Gleich zweimal und zeitgleich kommt dasselbe Klavierkonzert im abgedunkelten Raum zur Aufführung. Überlebensgross gleitet, tanzt oder hämmert die jeweils linke Hand von zwei Konzertpianisten über die Tastatur. Louis Lortie und Jean-Efflam Bavouzet spielen beide Maurice Ravels *Concerto pour la main gauche (1930). Ihre Tempi variieren, wobei die zwei Tonspuren wie in Wellen auseinanderdriften, um sich kurz danach wieder zu treffen.
Jeder Pianist wurde während der gesamten Aufführung von einem Orchester begleitet, in beiden Fällen vom Orchestre National de France. Das bedeutet, dass man die ganze Zeit zwei Pianisten und zwei Orchester hört, also vier Elemente. Auch dieses Zusammenspiel – die Pianostimme und das Orchester – driftet zeitweise durch Tempounterschiede auseinander. Zwischen Einklang und Dissonanz legt die doppelspurige Aufzeichnung verschiedene musikalische Muster frei. In der anhaltenden Virtuosität scheinen Momente von Jazzmusik auf oder ein repetitiver, durch Überlagerung hervorgerufener Klangteppich der Minimal Music, wie Steve Reich oder Philip Glass sie Jahrzehnte nach Ravel komponierten.
Die Qualität von Klang hängt massgeblich von den Eigenschaften des Raumes ab, in dem er gehört wird. So lässt jedes Ambiente Töne mehr oder weniger dumpf oder klar erscheinen. Für Ravel Ravel Interval realisierte Anri Sala einen Raum mit reduzierter Schallreflexion. Dieser ermöglicht es den Besuchenden, sich in der räumlichen Situation zu orientieren und die Intervalle wahrzunehmen. Im fast synchronen Lauf der Pianostimmen, in ihrem Echo und im Hin und Her unserer Aufmerksamkeit gibt uns Anri Sala eine Raumerfahrung wie mit zwei Koordinaten wieder zurück.
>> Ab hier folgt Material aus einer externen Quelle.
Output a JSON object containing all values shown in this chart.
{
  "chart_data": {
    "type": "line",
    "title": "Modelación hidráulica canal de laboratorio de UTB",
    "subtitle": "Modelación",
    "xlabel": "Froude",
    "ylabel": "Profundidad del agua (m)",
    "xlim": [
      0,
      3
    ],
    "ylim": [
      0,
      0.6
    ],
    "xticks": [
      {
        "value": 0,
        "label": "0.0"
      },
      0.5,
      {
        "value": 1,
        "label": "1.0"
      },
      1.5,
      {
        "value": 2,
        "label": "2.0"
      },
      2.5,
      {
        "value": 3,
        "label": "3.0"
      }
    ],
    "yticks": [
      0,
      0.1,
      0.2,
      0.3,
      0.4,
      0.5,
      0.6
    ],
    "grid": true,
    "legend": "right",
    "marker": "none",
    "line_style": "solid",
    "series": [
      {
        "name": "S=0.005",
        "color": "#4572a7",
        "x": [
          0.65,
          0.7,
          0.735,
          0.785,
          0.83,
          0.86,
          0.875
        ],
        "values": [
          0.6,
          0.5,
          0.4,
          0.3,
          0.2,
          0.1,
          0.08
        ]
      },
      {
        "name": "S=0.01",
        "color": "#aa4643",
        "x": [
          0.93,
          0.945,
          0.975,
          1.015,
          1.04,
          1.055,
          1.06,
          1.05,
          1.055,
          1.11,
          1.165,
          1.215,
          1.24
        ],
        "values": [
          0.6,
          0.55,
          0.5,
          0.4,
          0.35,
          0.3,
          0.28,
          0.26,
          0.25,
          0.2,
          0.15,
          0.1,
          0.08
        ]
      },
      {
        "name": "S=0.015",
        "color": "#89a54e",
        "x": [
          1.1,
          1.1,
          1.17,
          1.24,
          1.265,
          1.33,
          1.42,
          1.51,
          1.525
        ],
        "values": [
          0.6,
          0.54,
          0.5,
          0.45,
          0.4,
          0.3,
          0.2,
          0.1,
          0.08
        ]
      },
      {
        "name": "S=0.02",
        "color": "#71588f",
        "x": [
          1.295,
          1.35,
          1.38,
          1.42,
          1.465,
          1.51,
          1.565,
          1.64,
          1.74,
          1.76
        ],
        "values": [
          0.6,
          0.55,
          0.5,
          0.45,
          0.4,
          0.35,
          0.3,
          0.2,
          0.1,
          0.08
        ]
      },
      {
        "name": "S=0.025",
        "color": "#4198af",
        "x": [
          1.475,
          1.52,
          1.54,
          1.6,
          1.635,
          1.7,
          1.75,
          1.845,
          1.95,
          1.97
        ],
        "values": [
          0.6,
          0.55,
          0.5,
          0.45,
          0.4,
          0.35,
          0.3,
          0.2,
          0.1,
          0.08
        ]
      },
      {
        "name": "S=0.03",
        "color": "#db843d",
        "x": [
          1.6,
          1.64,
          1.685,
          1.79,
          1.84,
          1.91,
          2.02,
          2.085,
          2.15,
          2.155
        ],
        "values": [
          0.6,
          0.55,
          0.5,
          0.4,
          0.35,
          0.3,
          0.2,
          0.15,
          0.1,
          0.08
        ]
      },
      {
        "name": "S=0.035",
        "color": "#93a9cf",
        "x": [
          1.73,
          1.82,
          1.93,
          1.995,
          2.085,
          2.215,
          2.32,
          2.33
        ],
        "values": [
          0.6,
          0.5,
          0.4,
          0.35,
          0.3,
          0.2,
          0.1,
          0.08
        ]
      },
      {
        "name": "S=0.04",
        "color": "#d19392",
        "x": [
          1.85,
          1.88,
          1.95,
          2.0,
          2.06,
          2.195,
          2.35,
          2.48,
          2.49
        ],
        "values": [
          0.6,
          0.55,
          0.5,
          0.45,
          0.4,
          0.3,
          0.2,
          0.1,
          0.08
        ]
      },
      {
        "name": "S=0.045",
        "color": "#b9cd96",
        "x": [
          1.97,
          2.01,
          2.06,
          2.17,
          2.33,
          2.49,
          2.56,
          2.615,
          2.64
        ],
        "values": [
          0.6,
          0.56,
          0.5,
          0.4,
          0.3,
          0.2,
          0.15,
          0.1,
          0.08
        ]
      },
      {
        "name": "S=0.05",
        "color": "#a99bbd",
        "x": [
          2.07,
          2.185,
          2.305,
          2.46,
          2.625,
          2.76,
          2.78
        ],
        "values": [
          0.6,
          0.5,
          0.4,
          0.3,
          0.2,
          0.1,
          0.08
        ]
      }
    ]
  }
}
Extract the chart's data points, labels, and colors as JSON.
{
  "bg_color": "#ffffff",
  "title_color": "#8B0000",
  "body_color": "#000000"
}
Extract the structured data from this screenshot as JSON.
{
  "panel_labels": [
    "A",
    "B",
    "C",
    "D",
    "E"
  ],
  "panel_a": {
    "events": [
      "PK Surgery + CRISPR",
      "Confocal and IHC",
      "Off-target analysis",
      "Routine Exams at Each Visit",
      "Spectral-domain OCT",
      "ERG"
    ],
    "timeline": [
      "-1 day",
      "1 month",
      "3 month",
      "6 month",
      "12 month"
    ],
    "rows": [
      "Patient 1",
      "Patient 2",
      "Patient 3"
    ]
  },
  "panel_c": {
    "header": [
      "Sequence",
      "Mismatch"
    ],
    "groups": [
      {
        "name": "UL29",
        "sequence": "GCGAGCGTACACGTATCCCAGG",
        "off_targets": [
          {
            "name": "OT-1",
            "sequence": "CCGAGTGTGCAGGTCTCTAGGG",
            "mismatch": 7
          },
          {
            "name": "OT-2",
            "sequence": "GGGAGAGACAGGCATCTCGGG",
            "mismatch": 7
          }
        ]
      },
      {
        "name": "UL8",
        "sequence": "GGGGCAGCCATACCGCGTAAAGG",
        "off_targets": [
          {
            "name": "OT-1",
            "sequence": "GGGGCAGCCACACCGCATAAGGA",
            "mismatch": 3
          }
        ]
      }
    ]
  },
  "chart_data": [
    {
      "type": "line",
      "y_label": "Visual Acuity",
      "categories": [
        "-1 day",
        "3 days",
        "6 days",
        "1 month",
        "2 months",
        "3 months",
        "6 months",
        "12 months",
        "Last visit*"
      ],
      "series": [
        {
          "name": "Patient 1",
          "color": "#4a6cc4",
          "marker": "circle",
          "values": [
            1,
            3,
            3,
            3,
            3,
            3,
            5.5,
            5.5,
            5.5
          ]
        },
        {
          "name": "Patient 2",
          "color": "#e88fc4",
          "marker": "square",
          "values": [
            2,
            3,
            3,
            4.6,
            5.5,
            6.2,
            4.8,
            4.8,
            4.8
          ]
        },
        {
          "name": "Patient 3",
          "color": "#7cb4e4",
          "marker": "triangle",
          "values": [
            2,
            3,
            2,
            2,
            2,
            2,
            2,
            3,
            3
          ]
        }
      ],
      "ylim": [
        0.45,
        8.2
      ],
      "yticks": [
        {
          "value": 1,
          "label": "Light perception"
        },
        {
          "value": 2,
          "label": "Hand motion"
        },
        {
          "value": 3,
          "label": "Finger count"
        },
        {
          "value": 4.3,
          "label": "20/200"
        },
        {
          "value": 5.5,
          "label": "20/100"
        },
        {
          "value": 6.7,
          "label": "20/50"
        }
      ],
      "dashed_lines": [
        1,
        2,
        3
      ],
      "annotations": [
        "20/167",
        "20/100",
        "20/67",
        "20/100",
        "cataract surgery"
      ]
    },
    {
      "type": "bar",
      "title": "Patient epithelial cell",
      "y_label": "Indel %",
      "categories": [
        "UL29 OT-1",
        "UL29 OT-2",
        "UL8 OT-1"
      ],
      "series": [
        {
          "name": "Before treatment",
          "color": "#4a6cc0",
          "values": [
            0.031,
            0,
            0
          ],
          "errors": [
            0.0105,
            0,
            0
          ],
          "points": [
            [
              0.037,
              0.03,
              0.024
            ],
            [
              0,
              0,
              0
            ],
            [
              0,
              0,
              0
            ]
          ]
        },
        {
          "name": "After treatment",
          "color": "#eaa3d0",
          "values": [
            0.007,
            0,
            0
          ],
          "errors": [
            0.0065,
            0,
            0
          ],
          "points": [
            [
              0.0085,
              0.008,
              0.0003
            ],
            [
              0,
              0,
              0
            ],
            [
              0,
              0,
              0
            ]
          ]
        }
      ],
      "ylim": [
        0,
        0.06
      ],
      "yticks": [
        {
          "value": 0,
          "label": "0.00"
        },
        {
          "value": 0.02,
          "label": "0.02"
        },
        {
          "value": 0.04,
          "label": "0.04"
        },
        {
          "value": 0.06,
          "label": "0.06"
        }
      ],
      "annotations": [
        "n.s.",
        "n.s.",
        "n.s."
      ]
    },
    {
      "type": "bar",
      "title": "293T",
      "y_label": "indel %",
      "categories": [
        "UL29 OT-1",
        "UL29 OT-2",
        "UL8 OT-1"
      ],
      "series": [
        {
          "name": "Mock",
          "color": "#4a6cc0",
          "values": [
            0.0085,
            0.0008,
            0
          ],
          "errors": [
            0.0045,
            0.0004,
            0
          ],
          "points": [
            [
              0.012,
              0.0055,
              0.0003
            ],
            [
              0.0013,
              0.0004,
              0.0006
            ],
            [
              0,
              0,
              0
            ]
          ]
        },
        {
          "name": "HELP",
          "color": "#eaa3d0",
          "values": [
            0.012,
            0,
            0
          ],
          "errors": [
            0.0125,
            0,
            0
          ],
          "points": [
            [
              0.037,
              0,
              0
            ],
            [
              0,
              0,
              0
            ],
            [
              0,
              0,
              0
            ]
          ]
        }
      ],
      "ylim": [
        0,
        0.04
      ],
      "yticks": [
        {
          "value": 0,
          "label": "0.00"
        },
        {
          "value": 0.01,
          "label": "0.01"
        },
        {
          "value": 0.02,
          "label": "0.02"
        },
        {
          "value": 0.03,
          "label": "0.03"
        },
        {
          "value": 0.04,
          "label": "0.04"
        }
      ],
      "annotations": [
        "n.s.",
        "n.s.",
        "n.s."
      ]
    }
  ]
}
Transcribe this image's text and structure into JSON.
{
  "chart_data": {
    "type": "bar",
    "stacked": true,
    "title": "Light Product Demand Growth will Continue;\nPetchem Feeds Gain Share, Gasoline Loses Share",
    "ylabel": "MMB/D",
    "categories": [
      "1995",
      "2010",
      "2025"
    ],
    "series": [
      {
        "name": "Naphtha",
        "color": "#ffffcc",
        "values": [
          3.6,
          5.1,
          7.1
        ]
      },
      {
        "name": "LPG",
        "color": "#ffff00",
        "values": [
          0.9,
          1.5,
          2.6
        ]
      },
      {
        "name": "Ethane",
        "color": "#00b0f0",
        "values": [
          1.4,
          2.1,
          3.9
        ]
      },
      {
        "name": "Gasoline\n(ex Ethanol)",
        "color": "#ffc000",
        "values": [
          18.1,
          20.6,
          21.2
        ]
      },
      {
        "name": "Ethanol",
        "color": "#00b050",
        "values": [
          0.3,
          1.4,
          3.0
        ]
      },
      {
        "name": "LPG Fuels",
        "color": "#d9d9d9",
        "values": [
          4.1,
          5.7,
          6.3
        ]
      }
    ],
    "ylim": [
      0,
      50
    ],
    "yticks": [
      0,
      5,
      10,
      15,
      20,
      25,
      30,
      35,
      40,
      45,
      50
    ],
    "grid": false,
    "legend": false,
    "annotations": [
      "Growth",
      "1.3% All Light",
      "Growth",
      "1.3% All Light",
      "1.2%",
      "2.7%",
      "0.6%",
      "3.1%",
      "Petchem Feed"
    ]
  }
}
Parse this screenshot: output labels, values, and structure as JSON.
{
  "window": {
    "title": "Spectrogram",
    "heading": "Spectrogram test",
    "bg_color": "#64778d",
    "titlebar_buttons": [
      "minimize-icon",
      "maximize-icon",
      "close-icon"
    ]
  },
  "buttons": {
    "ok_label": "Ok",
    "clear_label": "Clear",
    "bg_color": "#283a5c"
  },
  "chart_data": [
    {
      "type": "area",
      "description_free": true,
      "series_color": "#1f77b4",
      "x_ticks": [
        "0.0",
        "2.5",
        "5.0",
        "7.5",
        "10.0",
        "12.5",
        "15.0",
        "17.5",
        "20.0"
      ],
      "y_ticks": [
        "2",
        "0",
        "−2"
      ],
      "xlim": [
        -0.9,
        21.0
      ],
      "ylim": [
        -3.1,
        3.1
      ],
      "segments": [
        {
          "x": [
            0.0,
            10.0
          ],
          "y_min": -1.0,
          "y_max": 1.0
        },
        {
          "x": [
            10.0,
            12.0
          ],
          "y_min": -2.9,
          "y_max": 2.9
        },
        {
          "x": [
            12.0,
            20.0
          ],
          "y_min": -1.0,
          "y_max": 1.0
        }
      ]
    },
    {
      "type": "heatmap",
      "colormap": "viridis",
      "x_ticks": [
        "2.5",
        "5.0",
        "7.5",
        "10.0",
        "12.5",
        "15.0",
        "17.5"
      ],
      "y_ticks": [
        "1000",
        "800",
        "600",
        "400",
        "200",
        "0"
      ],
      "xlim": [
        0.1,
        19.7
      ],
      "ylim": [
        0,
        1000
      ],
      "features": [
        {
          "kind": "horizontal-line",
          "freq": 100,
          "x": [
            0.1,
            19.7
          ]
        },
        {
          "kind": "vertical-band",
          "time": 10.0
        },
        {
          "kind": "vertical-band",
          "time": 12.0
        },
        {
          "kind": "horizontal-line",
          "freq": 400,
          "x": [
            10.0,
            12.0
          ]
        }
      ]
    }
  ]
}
Der Ton macht hier den Raum.
Dissonanzen prägten bereits die Entstehungs-geschichte von Concerto pour la main gauche. Maurice Ravel komponierte das Stück 1930 im Auftrag des österreichischen Pianisten Paul Wittgenstein. Dieser hatte im Ersten Weltkrieg seinen rechten Arm verloren und war deshalb auf einhändig spielbare Kompositionen angewiesen. Eigene Adaptionen Wittgensteins bei der Darbietung des neuen Stücks und Ravels Beharren auf einer werkgetreuen Interpretation mündeten im Zerwürfnis.
Ravel Ravel wurde vom Künstler 2013 als französischer Beitrag im deutschen Pavillon an der Biennale von Venedig gezeigt und im selben Jahr von der Emanuel Hoffmann-Stiftung erworben. Ravel Ravel Interval ist eine adaptierte Version, die erstmals 2017/18 im Museo Tamayo in Mexico City präsentiert wurde. Hier entschied sich Sala, die zwei Videos nicht übereinander zu projizieren, sondern auf zwei halbtransparente, hintereinander hängende Leinwände. So überlagern sich die zwei Pianostimmen nicht nur hörbar, sondern werden in dieser Installation auch visuell zum Echo- und Paarlauf.
Anri Sala (*1974, Tirana, Albanien) arbeitet mit den Medien Video, Fotografie und Installation. Seine Werke untersuchen Brüche in Sprache, Syntax und Musik, um Geschichten und Kompositionen zu befragen. Zeitbasiert entwickeln sich seine Narrative auf einem dichten Beziehungsnetz zwischen Klang, Bild und Architektur. Sala lebt und arbeitet in Berlin.